On Wednesday night, Jason Furman, a Harvard Economics professor, sent out some bizarre tweets on the current economic meltdown. Furman also served as chairman of President Obama’s Council of Economic Advisors, which may be why current White House Chief of Staff Ron Klain saw the tweet and endorsed it.
This 👇👇 https://t.co/ymh53nEHAg
— Ronald Klain (@WHCOS) October 14, 2021
The most charitable interpretation of Klain’s endorsement is that he is pointing out that it could be worse. That is some pretty cold comfort. However, the idea that inflation and shortages are “high-class problems” is absurd and galling. Inflation in consumer prices is at its highest rate since Obama Inc. was in charge, and no forecast shows it slowing down. Adding to the problem, the U.S. Energy Information Administration announced it expects fuel prices to rise significantly this winter.
A family relying on propane and heating oil to warm their homes can expect the most significant increases at 54% and 43%. This will impact residents in exurban and rural areas that use these fuels. These are not areas where the vast majority of those considered members of the upper class live. If these urban creatures are wealthy enough to have second homes in Star Valley, Wyoming, or Aspen, Colorado, a rise in fuel prices would just be a blip in their expenses.

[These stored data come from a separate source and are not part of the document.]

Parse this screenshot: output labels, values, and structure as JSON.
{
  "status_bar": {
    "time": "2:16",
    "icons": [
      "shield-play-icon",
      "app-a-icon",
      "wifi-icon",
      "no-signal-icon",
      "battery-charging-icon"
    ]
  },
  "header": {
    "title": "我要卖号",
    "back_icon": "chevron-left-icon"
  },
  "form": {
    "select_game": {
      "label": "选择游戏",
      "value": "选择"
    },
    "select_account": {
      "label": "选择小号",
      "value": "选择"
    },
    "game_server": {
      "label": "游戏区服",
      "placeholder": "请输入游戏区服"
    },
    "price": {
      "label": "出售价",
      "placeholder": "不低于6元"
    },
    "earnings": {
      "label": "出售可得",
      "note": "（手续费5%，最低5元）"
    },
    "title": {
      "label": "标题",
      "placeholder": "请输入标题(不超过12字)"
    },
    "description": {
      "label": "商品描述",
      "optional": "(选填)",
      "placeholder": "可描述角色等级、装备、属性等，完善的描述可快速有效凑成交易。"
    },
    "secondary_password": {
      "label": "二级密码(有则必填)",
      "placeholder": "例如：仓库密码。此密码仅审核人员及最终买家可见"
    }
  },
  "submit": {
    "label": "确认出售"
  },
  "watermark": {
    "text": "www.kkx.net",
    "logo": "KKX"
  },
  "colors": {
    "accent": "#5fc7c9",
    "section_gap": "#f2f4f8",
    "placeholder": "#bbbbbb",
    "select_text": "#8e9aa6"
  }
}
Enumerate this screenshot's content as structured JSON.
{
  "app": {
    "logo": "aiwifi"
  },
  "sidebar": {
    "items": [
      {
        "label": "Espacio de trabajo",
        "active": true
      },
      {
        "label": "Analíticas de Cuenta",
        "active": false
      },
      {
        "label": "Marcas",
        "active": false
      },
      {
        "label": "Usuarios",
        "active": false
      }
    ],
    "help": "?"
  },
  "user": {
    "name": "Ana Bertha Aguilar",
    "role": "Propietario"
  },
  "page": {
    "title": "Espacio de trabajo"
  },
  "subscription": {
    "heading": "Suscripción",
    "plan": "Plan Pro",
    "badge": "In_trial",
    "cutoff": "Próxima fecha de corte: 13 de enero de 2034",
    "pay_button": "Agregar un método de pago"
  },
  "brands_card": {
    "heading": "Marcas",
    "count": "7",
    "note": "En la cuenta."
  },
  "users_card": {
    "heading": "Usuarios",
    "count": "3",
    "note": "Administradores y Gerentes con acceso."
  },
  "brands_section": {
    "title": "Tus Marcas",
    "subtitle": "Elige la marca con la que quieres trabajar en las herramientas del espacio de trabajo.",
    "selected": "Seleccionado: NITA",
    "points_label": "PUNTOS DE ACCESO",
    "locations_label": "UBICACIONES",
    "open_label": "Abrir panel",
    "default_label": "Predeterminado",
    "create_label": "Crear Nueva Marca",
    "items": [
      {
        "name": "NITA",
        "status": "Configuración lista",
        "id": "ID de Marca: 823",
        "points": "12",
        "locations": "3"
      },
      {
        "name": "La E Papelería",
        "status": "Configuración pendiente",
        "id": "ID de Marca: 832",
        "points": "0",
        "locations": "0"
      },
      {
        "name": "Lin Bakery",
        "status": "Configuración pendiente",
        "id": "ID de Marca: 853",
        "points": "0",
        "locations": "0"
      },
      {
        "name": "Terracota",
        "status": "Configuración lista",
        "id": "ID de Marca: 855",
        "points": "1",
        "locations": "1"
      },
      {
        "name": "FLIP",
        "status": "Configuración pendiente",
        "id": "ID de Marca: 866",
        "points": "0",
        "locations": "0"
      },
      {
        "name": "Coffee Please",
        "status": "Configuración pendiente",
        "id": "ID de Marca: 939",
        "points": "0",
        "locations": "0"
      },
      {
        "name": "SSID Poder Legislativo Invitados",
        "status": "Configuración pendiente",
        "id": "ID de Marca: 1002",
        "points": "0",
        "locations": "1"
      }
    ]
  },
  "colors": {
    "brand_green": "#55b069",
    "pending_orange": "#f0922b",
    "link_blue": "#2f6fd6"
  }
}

According to a study in The Lancet, the severe cold killed 20 times more people between 1985 and 2012 than extreme heat. In the U.K., high energy prices are blamed for thousands of deaths due to cold. National Energy Action and E3G estimate an average of 9,700 deaths each year due to living in a cold house. “Some 10% of the total deaths, significantly more than 3,000, are directly linked to fuel poverty itself. These are older people – perhaps those who survived war, and who helped build the country – dying of cold because they don’t have the money to pay their energy bills.”

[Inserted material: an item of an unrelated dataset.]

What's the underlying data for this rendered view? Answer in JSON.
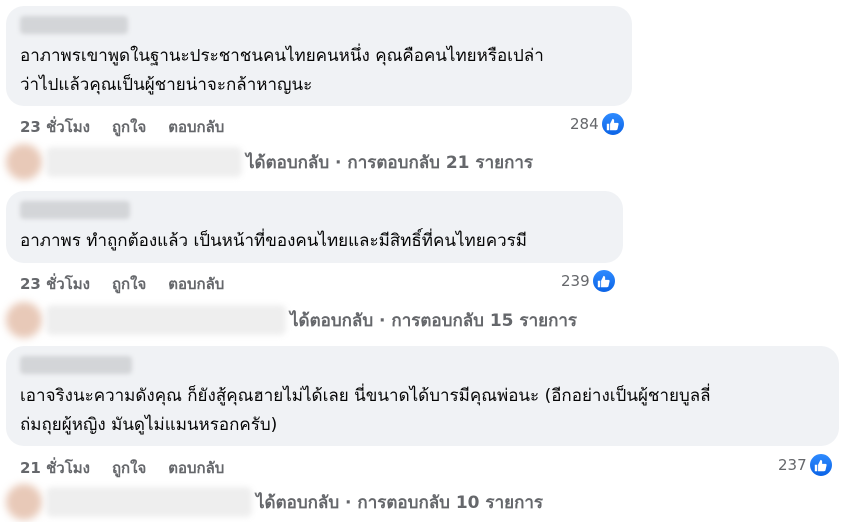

Energy price inflation is not a high-class problem, as Klain seems to believe. Nor is general price inflation. The estimated increase in household expenditures on those making $70,000 is $175 a month. Small potatoes for Klain, but a burden on a working family of four.
There are also some technical problems with the original tweet. The high unemployment rates in 2020 were not due to any economic factors. They were a function of government-imposed shutdowns in the economy. President Biden inherited an unemployment rate of 6.3%. This rate is better than 7.7% that he and Barack Obama won reelection with. To get to Furman’s 10% requires a recession that would fall squarely on the shoulders of Klain’s boss.
The recovery from a record rate of 14.8% in April 2020 reflected Republican-led states reopening their economies beginning in summer 2020. Despite Biden crowing about the jobs his administration has created, improvements are primarily the result of employees returning to their previous positions. In January of 2020, the U.S. recorded a labor force participation rate of 63.4%. Now it sits at 61.4%.
To ease the impact of the economic disaster we are experiencing, the Biden administration needed to give Americans on Social Security a bump. The cost of living increase is 5.9% in 2022, the largest since 1982. The boost just about matches the rise in consumer prices at 5.4%. If inflationary trends continue, seniors on fixed incomes will have less buying power by the end of 2022. The Social Security Trust Fund depletion may also happen sooner than the current CBO prediction of 2031. Again, it is not high-class Americans like Klain who live on their Social Security income in old age.
Finally, the supply chain concerns go back to February 2021. President Biden ordered a strategic risk assessment due to concerns about shortages in pharmaceuticals, strategic materials, and energy industry components. By March, the National Fireworks Association was warning that Fourth of July celebrations could be missing fireworks when shipping times from China doubled and the time to unload a container vessel increased to 21 days at the Long Beach, Calif., port. Judging by the pictures of ships languishing off the California coast, the problem has gotten worse.
America was poised for a V-shaped recovery with a few bumps as production increased or was reshored to the United States. The current problems result from President Biden killing our energy independence, increasing reliance on China for critical inputs, and horrible public health messaging that makes many Americans think reemerging from the pandemic shutdowns is a deadly proposition.
The so-called “high-class problem” has middle- and working-class Americans scrambling to afford the increase in ground beef and a gallon of milk. At some point, it may become more difficult to find your elderly parents’ life-saving medications as they sit on a boat or in a rail yard. Somehow, I doubt Klain will miss a steak dinner or needed medications.